Faire front commun
Deuxième halte de sa trilogie dévouée à la jeunesse, cette exposition de Jean-Robert Drouillard dépose en titre l’image excessive d’un accélérateur de particules, invitant à guetter la collision, créatrice de matière. À l’échelle de son atelier, l’artiste se penche sur les manifestations qui ont récemment mobilisé la jeunesse au Québec comme ailleurs dans le monde. Celle qu’il lui est donné à voir depuis son poste d’observation tout personnel : ses fils et leurs amis, militant. Taillés dans le bois, une poignée de personnages empruntent leurs traits, leurs postures, alors que des répliques de masques à gaz, de bidons d’essence et de bonbonnes aérosol forment les attributs de leur révolte.
Passant par les mains de Drouillard, ce lexique familier de la résistance se voit pourtant enveloppé d’un brouillard sémantique. À la faveur de celui-ci, ce sont des figures en clair-obscur, équivoques, qui se révèlent à nous. Nulle part la violence attendue de visages tordus par l’émotion ou de poings brandis. Plutôt, des corps plantés au sol avec la dégaine à demi relâchée des adolescents et le regard lointain, comme retiré dans la masse du matériau.

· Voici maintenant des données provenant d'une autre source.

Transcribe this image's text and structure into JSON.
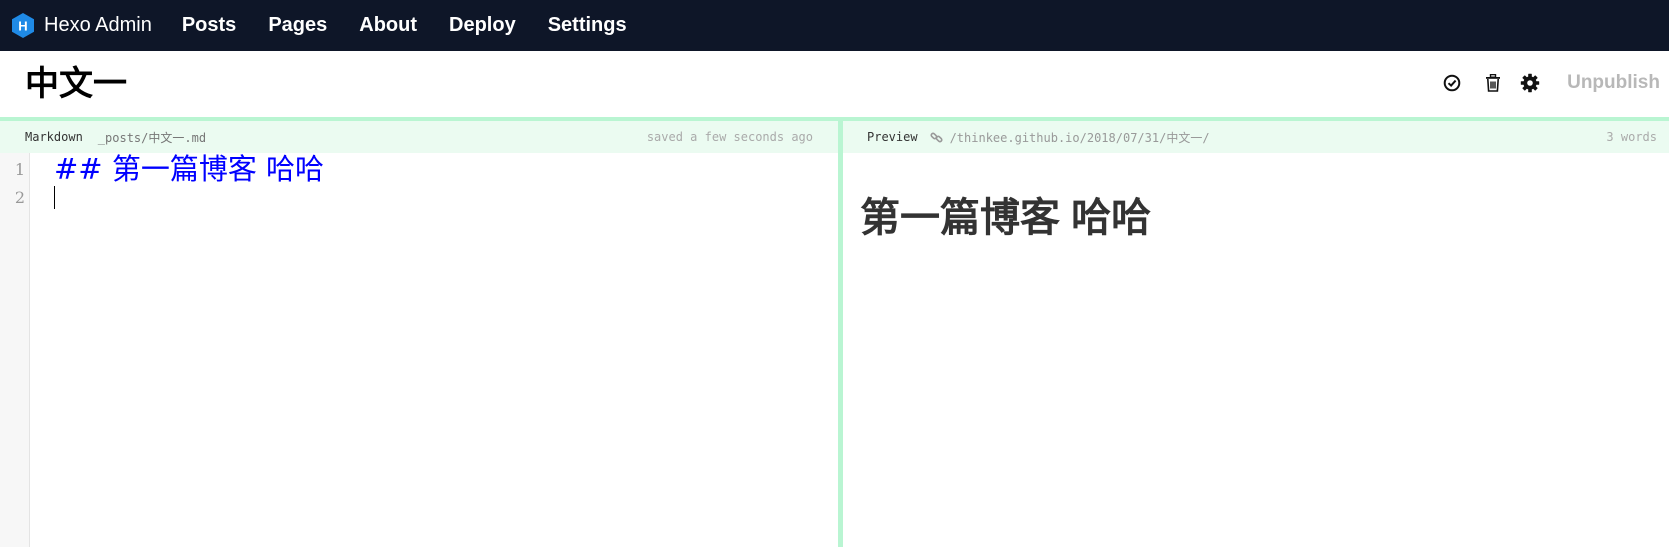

Dans l’atelier, l’artiste s’attache aux détails d’un vêtement, d’un tatouage, mais calibre la taille, épaissit les formes, préserve en partie l’anonymat du visage. C’est au prix d’un effort ambigu de rapprochement et de mise à distance qu’il capte l’énergie de ses modèles. Son entreprise reviendrait peut-être à enchevêtrer et à fondre ensemble dans les nervures du bois, le singulier (Rosalie, Cédric…) au général ou comme il le propose, à l’universel. En fait, une manière dans le coup de ciseaux, dans le choix des poses, signale que l’artiste ne cède en rien à l’un ou à l’autre. Et c’est possiblement de là, de cette tension volontairement entretenue qu’émane une présence trouble des sculptures de Jean-Robert Drouillard.
Au moment d’écrire ces lignes, la disposition des personnages et des objets dans la galerie n’est pas établie. Aussi, tout ce qui touche leurs relations dans l’espace, la théâtralité ou l’absence de théâtralité demeure évasif. Ce qui est sûr, c’est que les indices de l’urgence côtoient en parts égales ceux de l’intériorité. L’artiste fait tout autant place à une jeunesse solaire, poitrine et bras ouverts – à l’image de sa cheerleader – qu’à une jeunesse de l’ombre et du repli. Liées les unes aux autres, les figures sculptées se lisent semble-t-il comme les particules d’un seul et même « corps social ». Un geste répond à un autre, un portrait se forme, qui ne s’appuie pas sur une unité, mais sur un ensemble, éveillé et pensif. Ce qui circule entre les sculptures comme ce qui circule entre nous – nous soulève et nous mobilise – prend alors tout son poids.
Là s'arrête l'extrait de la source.